Segunda Roda:uma homenagem a Bucefalo Caligulis e Onanlegrense Tavarish

sábado, 9 de janeiro de 2010

MÁSCARAS DE PORTO ALEGRE:

UM ITINERÁRIO DA BUSCA DE UMA SIGNIFICAÇÃO

Airan Milititsky Aguiar*
Desde fins de 2000 busco uma significação para as máscaras presentes em prédios e monumentos de Porto Alegre dentro do corte temporal 1900-1930. O trabalho poderia ter dois momentos distintos, mas formando um todo orgânico: a produção e o consumo dessa forma simbólica.
Enfatizo o consumo, ou melhor, a tradução, no sentido da apreciação. A esfera da produção não possui menor validade de pesquisa. Há, porém, uma lacuna das fontes. Poucos são os registros que indicam, com certeza suficiente, quais artistas confeccionaram tais objetos. Portanto, abordar as lutas internas da esfera da produção torna-se praticamente impossível.
Sempre almejei “fazer a história vista de baixo”, não pretendo, portanto, que este trabalho constitua instância legitimadora das máscaras enquanto obras de arte, mas sim buscar significações possíveis para elas dentro das visões de mundo da época. Tarefa árdua. Que fazer? Inicialmente, utilizei o recurso de registrar a impressão causada à primeira vista. Sentia-me fitado. A partir de tal, aliado à descrição da Gorgona - entidade mitológica grega manifestada e portadora da máscara - criei uma hipótese provisória da máscara enquanto vigilância. Parti então para uma análise espacial: para onde se destinava o emprego das máscaras?

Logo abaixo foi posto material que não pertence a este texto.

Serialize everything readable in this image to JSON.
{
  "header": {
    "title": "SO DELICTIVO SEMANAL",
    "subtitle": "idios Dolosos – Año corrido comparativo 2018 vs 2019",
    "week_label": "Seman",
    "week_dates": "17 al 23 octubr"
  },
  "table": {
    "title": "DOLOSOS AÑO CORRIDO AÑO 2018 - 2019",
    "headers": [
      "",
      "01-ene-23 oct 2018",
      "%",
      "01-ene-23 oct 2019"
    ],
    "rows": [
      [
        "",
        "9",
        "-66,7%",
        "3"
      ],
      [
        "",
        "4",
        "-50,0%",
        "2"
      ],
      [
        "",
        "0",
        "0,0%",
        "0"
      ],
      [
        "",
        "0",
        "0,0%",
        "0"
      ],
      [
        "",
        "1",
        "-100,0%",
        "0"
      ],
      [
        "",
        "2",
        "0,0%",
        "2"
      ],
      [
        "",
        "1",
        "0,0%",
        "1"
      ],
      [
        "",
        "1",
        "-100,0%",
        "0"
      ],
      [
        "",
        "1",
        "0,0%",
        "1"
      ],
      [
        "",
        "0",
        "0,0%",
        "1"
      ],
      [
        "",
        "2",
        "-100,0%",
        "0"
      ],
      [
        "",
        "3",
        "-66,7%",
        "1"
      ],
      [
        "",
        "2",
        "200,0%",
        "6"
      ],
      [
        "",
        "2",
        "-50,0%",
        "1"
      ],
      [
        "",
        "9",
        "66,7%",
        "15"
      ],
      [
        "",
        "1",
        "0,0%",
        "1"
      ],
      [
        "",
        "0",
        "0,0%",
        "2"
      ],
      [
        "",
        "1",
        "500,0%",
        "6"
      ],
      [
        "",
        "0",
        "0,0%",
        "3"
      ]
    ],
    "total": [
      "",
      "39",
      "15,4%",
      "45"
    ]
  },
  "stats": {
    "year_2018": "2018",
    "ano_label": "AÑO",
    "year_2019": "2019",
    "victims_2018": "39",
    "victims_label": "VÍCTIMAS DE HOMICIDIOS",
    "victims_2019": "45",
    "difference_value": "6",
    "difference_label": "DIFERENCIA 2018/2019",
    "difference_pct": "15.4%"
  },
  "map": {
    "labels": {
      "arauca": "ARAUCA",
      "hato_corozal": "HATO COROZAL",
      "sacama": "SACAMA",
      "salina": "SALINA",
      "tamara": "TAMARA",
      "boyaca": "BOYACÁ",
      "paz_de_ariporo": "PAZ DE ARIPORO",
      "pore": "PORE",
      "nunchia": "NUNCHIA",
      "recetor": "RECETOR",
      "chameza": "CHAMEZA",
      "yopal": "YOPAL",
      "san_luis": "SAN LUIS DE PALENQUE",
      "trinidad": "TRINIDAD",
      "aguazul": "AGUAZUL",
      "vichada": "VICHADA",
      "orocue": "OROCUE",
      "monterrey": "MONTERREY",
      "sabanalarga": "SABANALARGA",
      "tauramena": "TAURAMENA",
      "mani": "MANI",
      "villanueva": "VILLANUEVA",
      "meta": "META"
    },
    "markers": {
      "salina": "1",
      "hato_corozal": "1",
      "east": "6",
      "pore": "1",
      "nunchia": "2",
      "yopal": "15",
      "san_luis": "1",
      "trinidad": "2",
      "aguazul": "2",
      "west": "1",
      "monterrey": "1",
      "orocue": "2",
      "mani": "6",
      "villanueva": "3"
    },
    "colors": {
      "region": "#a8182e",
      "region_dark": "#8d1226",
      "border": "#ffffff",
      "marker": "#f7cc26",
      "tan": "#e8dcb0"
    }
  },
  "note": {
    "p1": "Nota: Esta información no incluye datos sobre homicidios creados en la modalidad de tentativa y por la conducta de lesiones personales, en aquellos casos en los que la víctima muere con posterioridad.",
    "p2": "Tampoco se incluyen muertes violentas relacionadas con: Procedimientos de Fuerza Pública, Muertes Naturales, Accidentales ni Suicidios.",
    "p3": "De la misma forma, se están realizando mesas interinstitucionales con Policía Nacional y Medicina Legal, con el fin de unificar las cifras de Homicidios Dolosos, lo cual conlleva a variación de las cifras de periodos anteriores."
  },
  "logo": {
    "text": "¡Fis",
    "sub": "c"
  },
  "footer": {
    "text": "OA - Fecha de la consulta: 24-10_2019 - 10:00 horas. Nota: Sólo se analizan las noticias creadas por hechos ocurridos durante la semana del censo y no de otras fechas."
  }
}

Mascara em fechamento de arco. PortÃo principal Delegacia Fsical/MARGS

O caso emblemático: o antigo prédio da Delegacia Fiscal, atual Museu de Arte do Rio Grande do Sul. Ao aproximar-se da porta de entrada, duas pequenas máscaras, justamente à altura dos olhos, fitam o observador. Acima, no fechamento do arco da porta, encontra-se outra máscara embaixo de uma alegoria representando o comércio e a agricultura . Desnecessário continuar a descrever: elas sempre fitam quem lhes fita! Inclusive com angulações para dar tal efeito. Tal particularidade sugeriu a idéia de “panóptico”, de “induzir no detento um estado consciente e permanente de visibilidade que assegura o funcionamento automático do poder”. As máscaras esquadrinham no espaço com seu olhar o nosso.
Busquei na literatura da época alguma referência a relações de olhar. O titulo me levou “As Máscaras”, de Menotti del Picchia. Trata-se de um certo triângulo amoroso, o jogo de olhares é, na trama, fundamental. Um exemplo:

...
Era tal a expressão do seu olhar profundo,
que não póde existir outro igual neste mundo!
(...)
Tão vivos que, Arlequim, desvairado, os suppuz
duas boccas de treva a erguer brados de luz!
Tripudiavam o bem e o mal nos seus refolhos.

O bem e o mal, o bonito e o feio, o velho e o moço, o bizarro e o convencional, o bestial e o celeste. Como as máscaras do teatro grego, destinadas a cobrir a face de quem a portava, eram duas: a da tragédia e a da comédia. As máscaras em geral em prédios públicos assim se apresentam, em oposições. Tem “a cara lavada” muitas vezes. Quem sabe, um refolho de sua presença a procurar a dos outros e sem dar sentença faz o outro dar a si próprio! Máscara: o espelho de quem a vê.
Esta é uma significação possível, mas como se articula em prática torna-se um novo problema de pesquisa, já dizia Pascal: “A última coisa que se encontra ao fazer uma obra é a compreensão do que se deve colocar em primeiro lugar”. Reflete sobre isso Lucien Goldman: “... o estudo de um problema nunca esta acabado, nem em seu conjunto nem em seus elementos. O pensamento uma operação viva, cujo progresso é real sem ser, entretanto , linear e, sobretudo, sem nunca estar acabado”.